Two dozen states currently allow community colleges to offer baccalaureate degrees to students who may want to earn a four-year degree at their local two-year institution without transferring to a university. A 2021 report by New America, a liberal think tank, notes that the trend has rapidly accelerated, with 12 states beginning to permit these degrees in the last decade.

“There’s a little bit of branding work I think that some colleges are doing to show that they are more comprehensive in their degree offerings,” Stout said. “They’re still keeping open access and the DNA of the community college at the center, but they’re looking to signal that they’re offering beyond the associate degree.”

Pikes Peak offers three baccalaureate degrees, in emergency services management, nursing and paramedicine, and Bolton hopes to double that number in the next couple of years. He said the name change was partly to help baccalaureate students who might have a hard time explaining to employers in states where community college baccalaureate degrees don’t exist how they got a four-year degree at a community college.

“We did feel like we were better serving our graduates with this name change,” he said.

Stout also noted that many community colleges were founded approximately 50 years ago and may be rebranding as they hit that half-century milestone.

That was the case for Oakton Community College in Illinois, where the Board of Trustees voted last August to change its name to Oakton College as part of a wider rebranding effort. The name change had been discussed since 2019, the college’s 50th anniversary.

“It was time,” said Katherine Sawyer, chief advancement officer at Oakton. “Those milestone years just make you think, ‘Let’s figure out what the breath of fresh air is.’ Those milestone birthdays, they make you kind of sit back and go, ‘Who am I becoming?’ I think that’s true for organizations, too.”

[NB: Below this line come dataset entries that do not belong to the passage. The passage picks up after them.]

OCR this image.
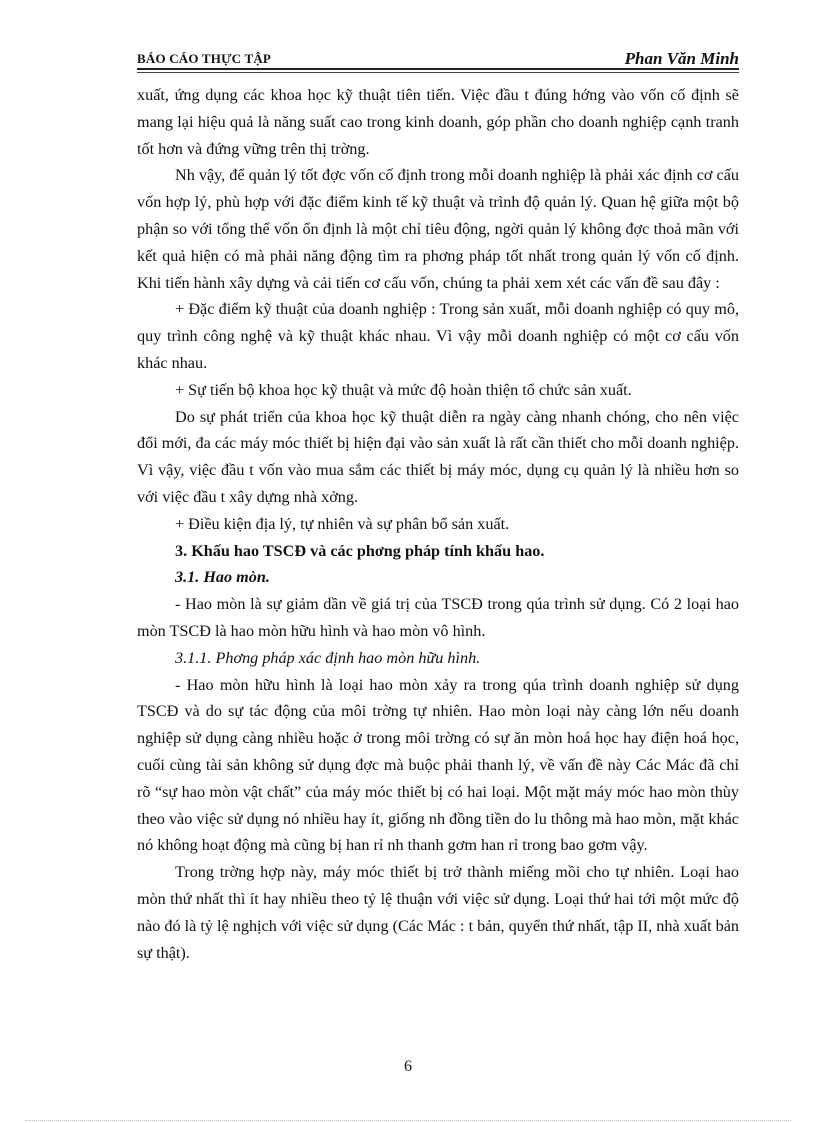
BÁO CÁO THỰC TẬP	Phan Văn Minh

xuất, ứng dụng các khoa học kỹ thuật tiên tiến. Việc đầu t đúng hớng vào vốn cố định sẽ mang lại hiệu quả là năng suất cao trong kinh doanh, góp phần cho doanh nghiệp cạnh tranh tốt hơn và đứng vững trên thị trờng.

Nh vậy, để quản lý tốt đợc vốn cố định trong mỗi doanh nghiệp là phải xác định cơ cấu vốn hợp lý, phù hợp với đặc điểm kinh tế kỹ thuật và trình độ quản lý. Quan hệ giữa một bộ phận so với tổng thể vốn ổn định là một chỉ tiêu động, ngời quản lý không đợc thoả mãn với kết quả hiện có mà phải năng động tìm ra phơng pháp tốt nhất trong quản lý vốn cố định. Khi tiến hành xây dựng và cải tiến cơ cấu vốn, chúng ta phải xem xét các vấn đề sau đây :

+ Đặc điểm kỹ thuật của doanh nghiệp : Trong sản xuất, mỗi doanh nghiệp có quy mô, quy trình công nghệ và kỹ thuật khác nhau. Vì vậy mỗi doanh nghiệp có một cơ cấu vốn khác nhau.

+ Sự tiến bộ khoa học kỹ thuật và mức độ hoàn thiện tổ chức sản xuất.

Do sự phát triển của khoa học kỹ thuật diễn ra ngày càng nhanh chóng, cho nên việc đổi mới, đa các máy móc thiết bị hiện đại vào sản xuất là rất cần thiết cho mỗi doanh nghiệp. Vì vậy, việc đầu t vốn vào mua sắm các thiết bị máy móc, dụng cụ quản lý là nhiều hơn so với việc đầu t xây dựng nhà xởng.

+ Điều kiện địa lý, tự nhiên và sự phân bổ sản xuất.

3. Khấu hao TSCĐ và các phơng pháp tính khấu hao.

3.1. Hao mòn.

- Hao mòn là sự giảm dần về giá trị của TSCĐ trong qúa trình sử dụng. Có 2 loại hao mòn TSCĐ là hao mòn hữu hình và hao mòn vô hình.

3.1.1. Phơng pháp xác định hao mòn hữu hình.

- Hao mòn hữu hình là loại hao mòn xảy ra trong qúa trình doanh nghiệp sử dụng TSCĐ và do sự tác động của môi trờng tự nhiên. Hao mòn loại này càng lớn nếu doanh nghiệp sử dụng càng nhiều hoặc ở trong môi trờng có sự ăn mòn hoá học hay điện hoá học, cuối cùng tài sản không sử dụng đợc mà buộc phải thanh lý, về vấn đề này Các Mác đã chỉ rõ “sự hao mòn vật chất” của máy móc thiết bị có hai loại. Một mặt máy móc hao mòn thùy theo vào việc sử dụng nó nhiều hay ít, giống nh đồng tiền do lu thông mà hao mòn, mặt khác nó không hoạt động mà cũng bị han rỉ nh thanh gơm han rỉ trong bao gơm vậy.

Trong trờng hợp này, máy móc thiết bị trở thành miếng mồi cho tự nhiên. Loại hao mòn thứ nhất thì ít hay nhiều theo tỷ lệ thuận với việc sử dụng. Loại thứ hai tới một mức độ nào đó là tỷ lệ nghịch với việc sử dụng (Các Mác : t bản, quyển thứ nhất, tập II, nhà xuất bản sự thật).

6
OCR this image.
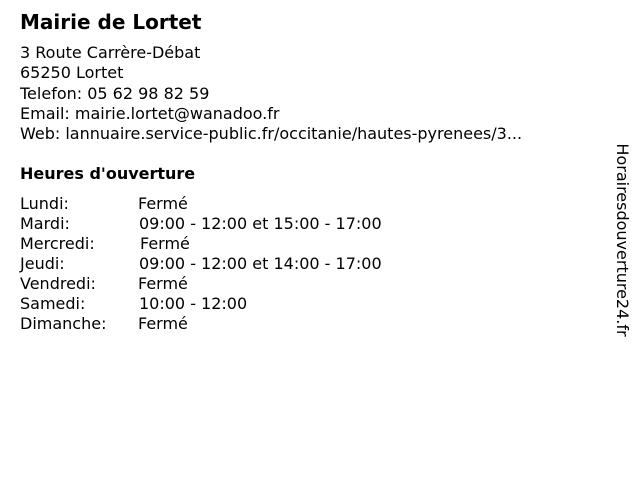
Mairie de Lortet
3 Route Carrère-Débat
65250 Lortet
Telefon: 05 62 98 82 59
Email: mairie.lortet@wanadoo.fr
Web: lannuaire.service-public.fr/occitanie/hautes-pyrenees/3...
Heures d'ouverture
Lundi:	Fermé
Mardi:	09:00 - 12:00 et 15:00 - 17:00
Mercredi:	Fermé
Jeudi:	09:00 - 12:00 et 14:00 - 17:00
Vendredi:	Fermé
Samedi:	10:00 - 12:00
Dimanche: Fermé	Horairesdouverture24.fr
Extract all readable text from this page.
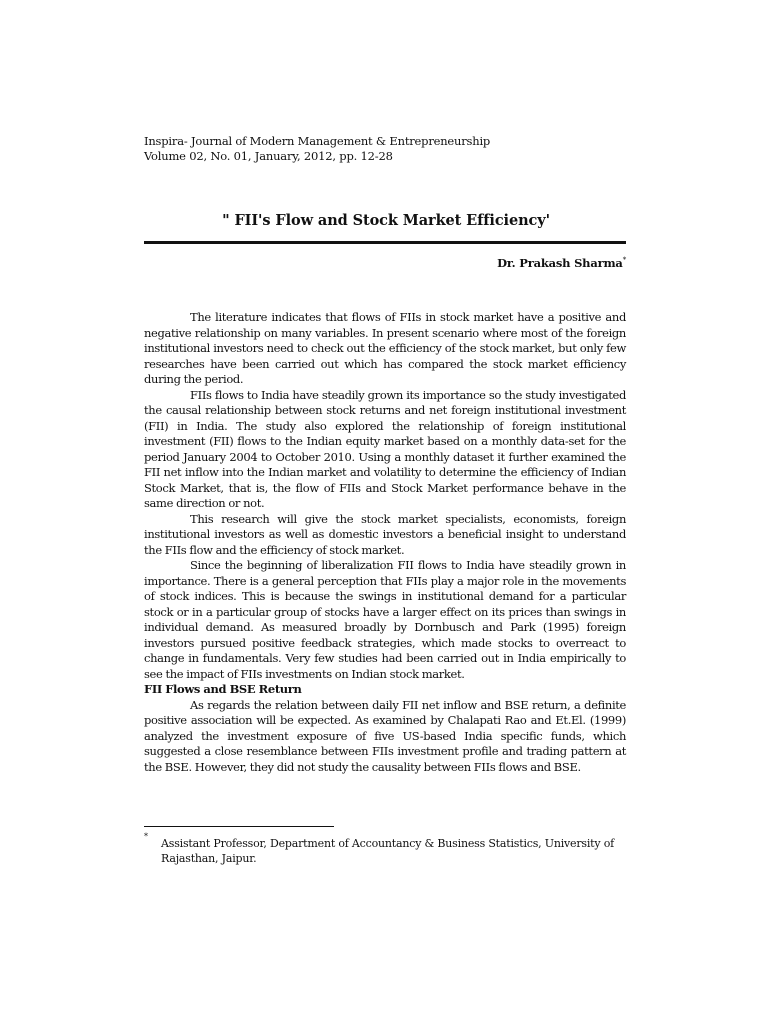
Inspira- Journal of Modern Management & Entrepreneurship
Volume 02, No. 01, January, 2012, pp. 12-28
" FII's Flow and Stock Market Efficiency'
Dr. Prakash Sharma*

The literature indicates that flows of FIIs in stock market have a positive and negative relationship on many variables. In present scenario where most of the foreign institutional investors need to check out the efficiency of the stock market, but only few researches have been carried out which has compared the stock market efficiency during the period.

FIIs flows to India have steadily grown its importance so the study investigated the causal relationship between stock returns and net foreign institutional investment (FII) in India. The study also explored the relationship of foreign institutional investment (FII) flows to the Indian equity market based on a monthly data-set for the period January 2004 to October 2010. Using a monthly dataset it further examined the FII net inflow into the Indian market and volatility to determine the efficiency of Indian Stock Market, that is, the flow of FIIs and Stock Market performance behave in the same direction or not.

This research will give the stock market specialists, economists, foreign institutional investors as well as domestic investors a beneficial insight to understand the FIIs flow and the efficiency of stock market.

Since the beginning of liberalization FII flows to India have steadily grown in importance. There is a general perception that FIIs play a major role in the movements of stock indices. This is because the swings in institutional demand for a particular stock or in a particular group of stocks have a larger effect on its prices than swings in individual demand. As measured broadly by Dornbusch and Park (1995) foreign investors pursued positive feedback strategies, which made stocks to overreact to change in fundamentals. Very few studies had been carried out in India empirically to see the impact of FIIs investments on Indian stock market.

FII Flows and BSE Return

As regards the relation between daily FII net inflow and BSE return, a definite positive association will be expected. As examined by Chalapati Rao and Et.El. (1999) analyzed the investment exposure of five US-based India specific funds, which suggested a close resemblance between FIIs investment profile and trading pattern at the BSE. However, they did not study the causality between FIIs flows and BSE.

*
Assistant Professor, Department of Accountancy & Business Statistics, University of Rajasthan, Jaipur.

She emphasized that the name change did not mean a change in the college’s community-oriented mission.

“We remain true to our mission,” she said. “We’re here to serve the community, even more so today than ever.”

Bolton argued that the name change at Pikes Peak will actually enable the college to serve more of the community by attracting students who otherwise would not have gone to college.

“When we think about our mission in our community, we’re not concerned about competing with the four-year institutions,” he said. But a lot of students are actually choosing between going to community college and “doing nothing” to pursue a degree. “If a higher percentage of those students end up deciding that they will enroll because they feel more proud of the fact that they’re attending Pikes Peak State College, then I think we’re better serving our community and in no way are we pulling back from our community.”

Jeff DeFranco, president and superintendent of Lake Tahoe Community College, said a name change was formally considered and ultimately rejected by the college’s Board of Trustees over a decade ago and has come up cyclically over the years.

He said Lake Tahoe kept its name because of brand recognition—prospective students know the college as LTCC—but also a desire to continue publicly embracing the college’s communal role in its title.

He noted that the college, and community colleges in general, demonstrated its value to its surrounding communities in new ways during the pandemic. For example, early on in the pandemic, Lake Tahoe Community College hosted the only mass COVID-19–testing center serving El Dorado County residents and later became a vaccination site.

The pandemic “created an opportunity to re-show who we are and what we do for the community,” he said.

He believes reducing community college stigma and enticing more students to these institutions is about emphasizing the ways community colleges serve the public good.

“That’s definitely a conversation in the industry of how do we remove the stigma of going to community college,” he said. “Some people maybe say, ‘Well, we’re going to call ourselves such-and-such college, and that will remove that stigma.’ But I think I’m more focused on, let’s just tell the story of why community colleges are good for students and communities and why they’re affordable but valuable options. We don’t need to change our name to do that. We just need to tell our story better.”